Are you getting ready to buy a house and wondering about how your student loans might be a problem? There's no need to worry because there are several ways to address the situation and come out with the home loan you need and want. But first, it's important to consider five concepts that directly impact your chances for homeownership, all of which are related to education debt. Here's a look at five key concepts you need to understand in order to get the home you want.
Common Homeownership Hurdles
For the vast majority of people getting ready to purchase a first or second home, the big question marks are income, credit, and savings (for a down payment). Student loans affect all three areas, which makes them a key part of the solution. Lenders look at how much money you have in terms of debt-to-income. They also check your credit scores at all the bureaus and ask about how you intend to cover the down payment. Having sufficient savings solves the down payment requirement, but credit scores and debt-to-income figures can be significantly affected by student debt obligations. Plus, if you're having to put every extra penny toward education loans, it's pretty hard to build up savings for a down payment.
How Student Debt Affect Your Credit
The debt-to-income ratio is a vital piece of your overall financial picture. It often counts you in or out for mortgage qualification. If you consolidate loans and end up with lower monthly payments, then you automatically improve the DTI ratio without having to earn more money, get a raise, or take on a second job. If you have missed student loan payments in the past, your credit might be negatively affected. Be careful to keep up with all obligations, both long-term and short-term.
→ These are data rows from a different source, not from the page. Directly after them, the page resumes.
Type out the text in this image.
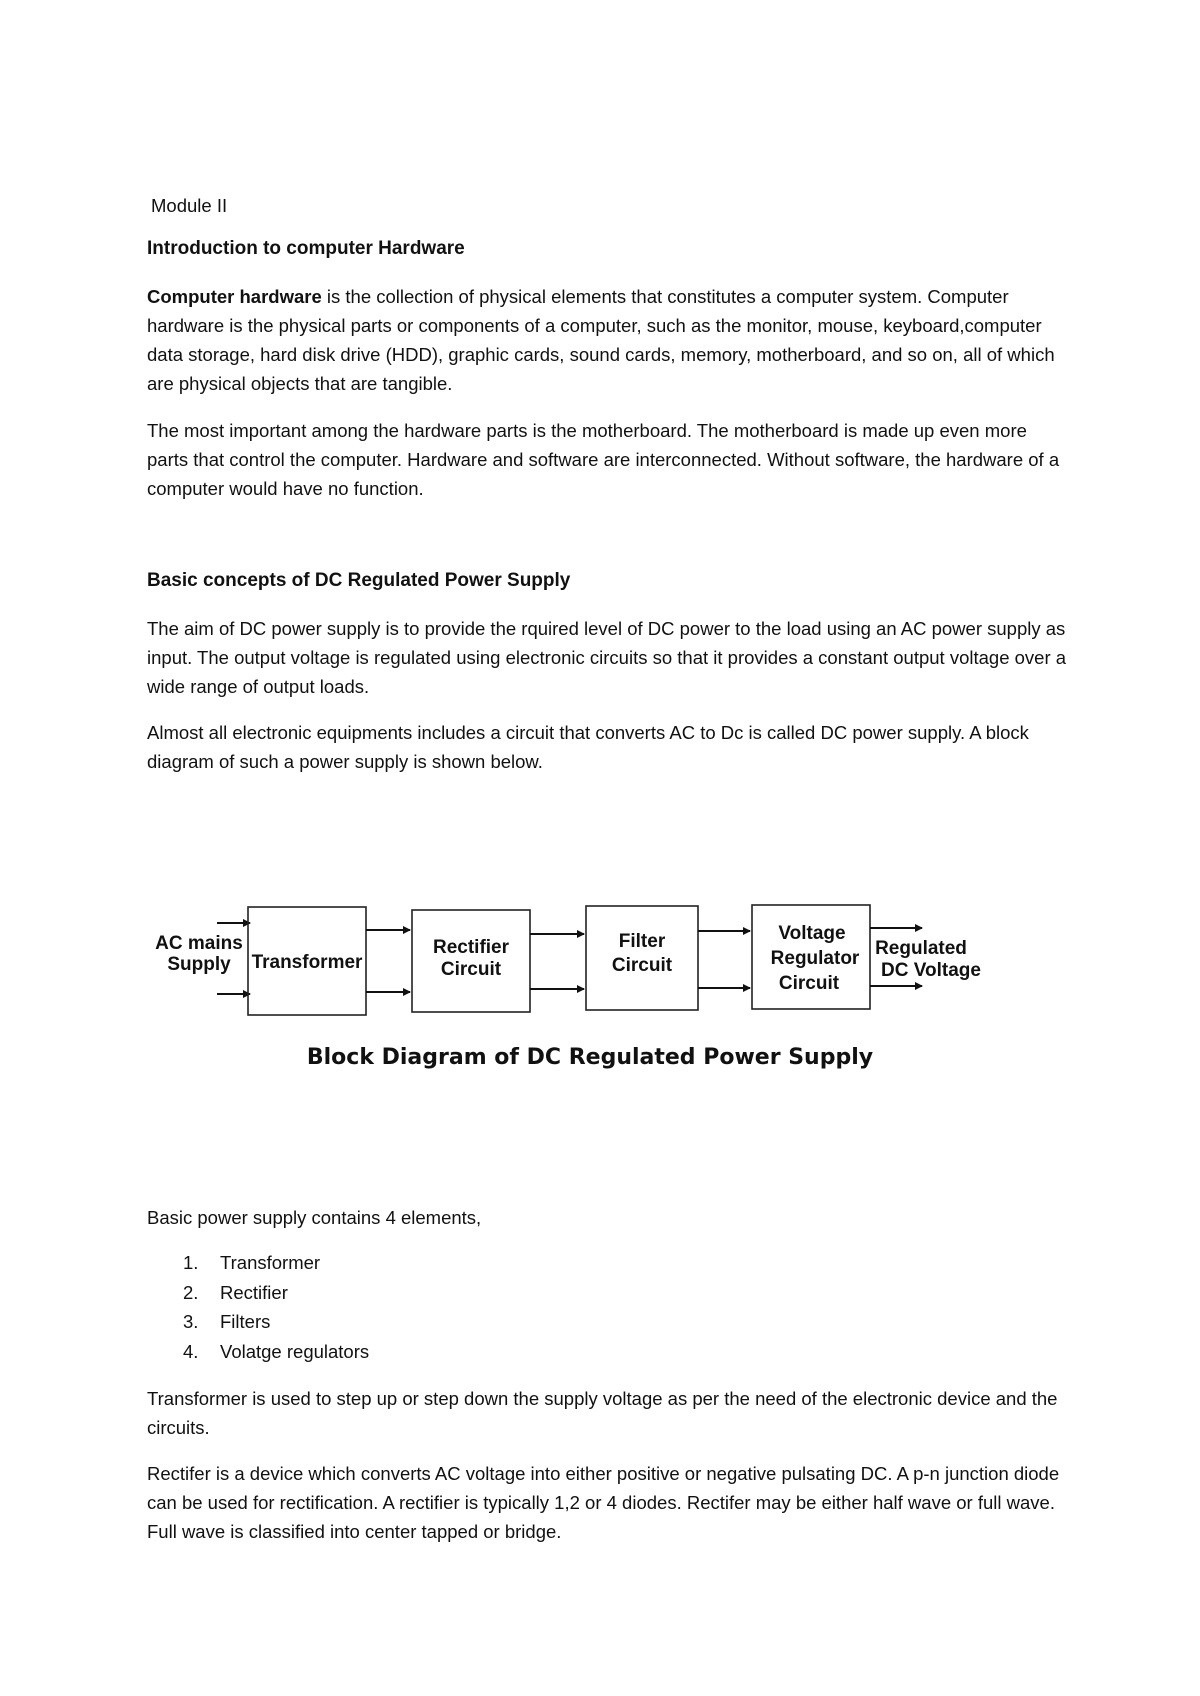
Module II

Introduction to computer Hardware

Computer hardware is the collection of physical elements that constitutes a computer system. Computer hardware is the physical parts or components of a computer, such as the monitor, mouse, keyboard,computer data storage, hard disk drive (HDD), graphic cards, sound cards, memory, motherboard, and so on, all of which are physical objects that are tangible.

The most important among the hardware parts is the motherboard. The motherboard is made up even more parts that control the computer. Hardware and software are interconnected. Without software, the hardware of a computer would have no function.

Basic concepts of DC Regulated Power Supply

The aim of DC power supply is to provide the rquired level of DC power to the load using an AC power supply as input. The output voltage is regulated using electronic circuits so that it provides a constant output voltage over a wide range of output loads.

Almost all electronic equipments includes a circuit that converts AC to Dc is called DC power supply. A block diagram of such a power supply is shown below.

AC mains
Supply Transformer
Rectifier
Circuit
Filter
Circuit
Voltage
Regulator
Circuit
Regulated
DC Voltage
Block Diagram of DC Regulated Power Supply

Basic power supply contains 4 elements,

1. Transformer
2. Rectifier
3. Filters
4. Volatge regulators

Transformer is used to step up or step down the supply voltage as per the need of the electronic device and the circuits.

Rectifer is a device which converts AC voltage into either positive or negative pulsating DC. A p-n junction diode can be used for rectification. A rectifier is typically 1,2 or 4 diodes. Rectifer may be either half wave or full wave. Full wave is classified into center tapped or bridge.
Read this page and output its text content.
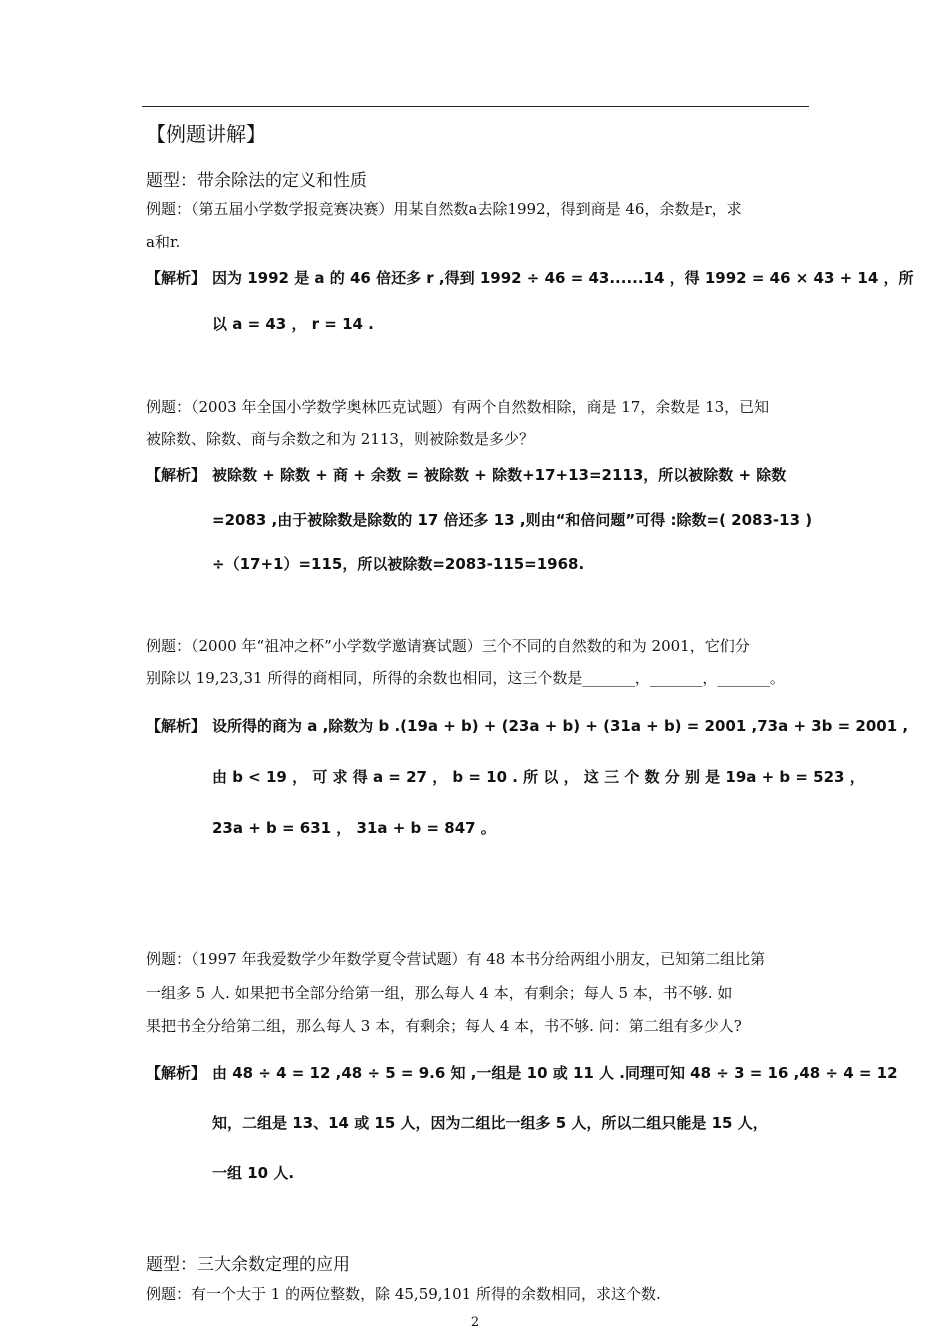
【例题讲解】
题型：带余除法的定义和性质
例题：（第五届小学数学报竞赛决赛）用某自然数a去除1992，得到商是 46，余数是r，求
a和r.
【解析】 因为 1992 是 a 的 46 倍还多 r ,得到 1992 ÷ 46 = 43......14 ，得 1992 = 46 × 43 + 14 ，所
以 a = 43 ， r = 14 .
例题：（2003 年全国小学数学奥林匹克试题）有两个自然数相除，商是 17，余数是 13，已知
被除数、除数、商与余数之和为 2113，则被除数是多少？
【解析】 被除数 + 除数 + 商 + 余数 = 被除数 + 除数+17+13=2113，所以被除数 + 除数
=2083 ,由于被除数是除数的 17 倍还多 13 ,则由“和倍问题”可得 :除数=( 2083-13 )
÷（17+1）=115，所以被除数=2083-115=1968.
例题：（2000 年“祖冲之杯”小学数学邀请赛试题）三个不同的自然数的和为 2001，它们分
别除以 19,23,31 所得的商相同，所得的余数也相同，这三个数是_______，_______，_______。
【解析】 设所得的商为 a ,除数为 b .(19a + b) + (23a + b) + (31a + b) = 2001 ,73a + 3b = 2001 ,
由 b < 19 ， 可 求 得 a = 27 ， b = 10 . 所 以 ， 这 三 个 数 分 别 是 19a + b = 523 ，
23a + b = 631 ， 31a + b = 847 。
例题：（1997 年我爱数学少年数学夏令营试题）有 48 本书分给两组小朋友，已知第二组比第
一组多 5 人. 如果把书全部分给第一组，那么每人 4 本，有剩余；每人 5 本，书不够. 如
果把书全分给第二组，那么每人 3 本，有剩余；每人 4 本，书不够. 问：第二组有多少人?
【解析】 由 48 ÷ 4 = 12 ,48 ÷ 5 = 9.6 知 ,一组是 10 或 11 人 .同理可知 48 ÷ 3 = 16 ,48 ÷ 4 = 12
知，二组是 13、14 或 15 人，因为二组比一组多 5 人，所以二组只能是 15 人，
一组 10 人.
题型：三大余数定理的应用
例题：有一个大于 1 的两位整数，除 45,59,101 所得的余数相同，求这个数.
2
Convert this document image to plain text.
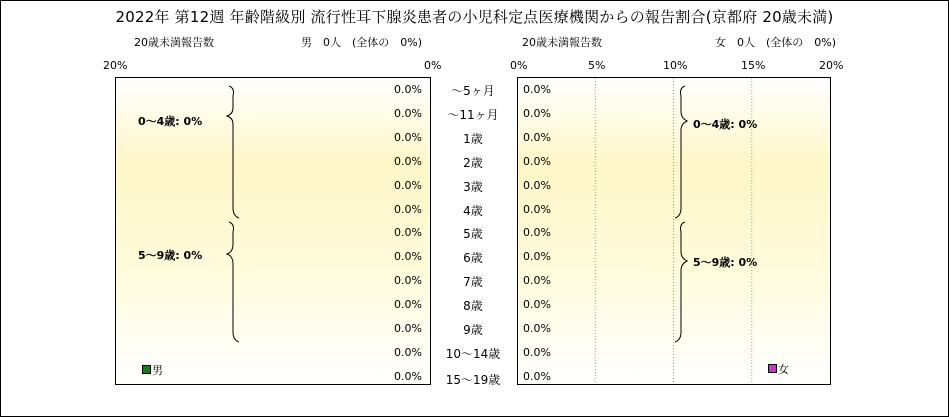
2022年 第12週 年齢階級別 流行性耳下腺炎患者の小児科定点医療機関からの報告割合(京都府 20歳未満)
20歳未満報告数	男　0人　(全体の　0%)	20歳未満報告数	女　0人　(全体の　0%)
20%	0%	0%	5%	10%	15%	20%
～5ヶ月
0.0%	0.0%
～11ヶ月
0.0%	0.0%
1歳
0.0%	0.0%
2歳
0.0%	0.0%
3歳
0.0%	0.0%
4歳
0.0%	0.0%
5歳
0.0%	0.0%
6歳
0.0%	0.0%
7歳
0.0%	0.0%
8歳
0.0%	0.0%
9歳
0.0%	0.0%
10～14歳
0.0%	0.0%
15～19歳
0.0%	0.0%
0～4歳: 0%
5～9歳: 0%
0～4歳: 0%
5～9歳: 0%
男	女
Consolidation is an Effective Remedy
There's a very effective technique for improving your chance of qualifying for a mortgage. Do some quick research on how to take out a student loan consolidation. First, you'll have a chance to get a more favorable interest rate because your credit is probably better now than when you were a student. Second, better terms and lower monthly payments are usually part of the consolidation agreement. Finally, those lower monthly payments will make you more attractive to lenders who put a lot of weight on how much room you have in your budget.
Use the One-Year Method
If you're still having trouble qualifying for a mortgage even after doing a consolidation and cleaning up your scores, consider the one-year maneuver. That means taking one full year to cut expenses, work to increase your credit scores even more, pay off as much debt as possible (on student obligations as well), and save for a down payment.
How School Debt Helps You
Education loans do show up on bureau reports and while they can hurt you if you miss payments, they can help your scores if you pay on time. And when you consolidate, the new information will show up on reports about three to six months after you sign the new agreement.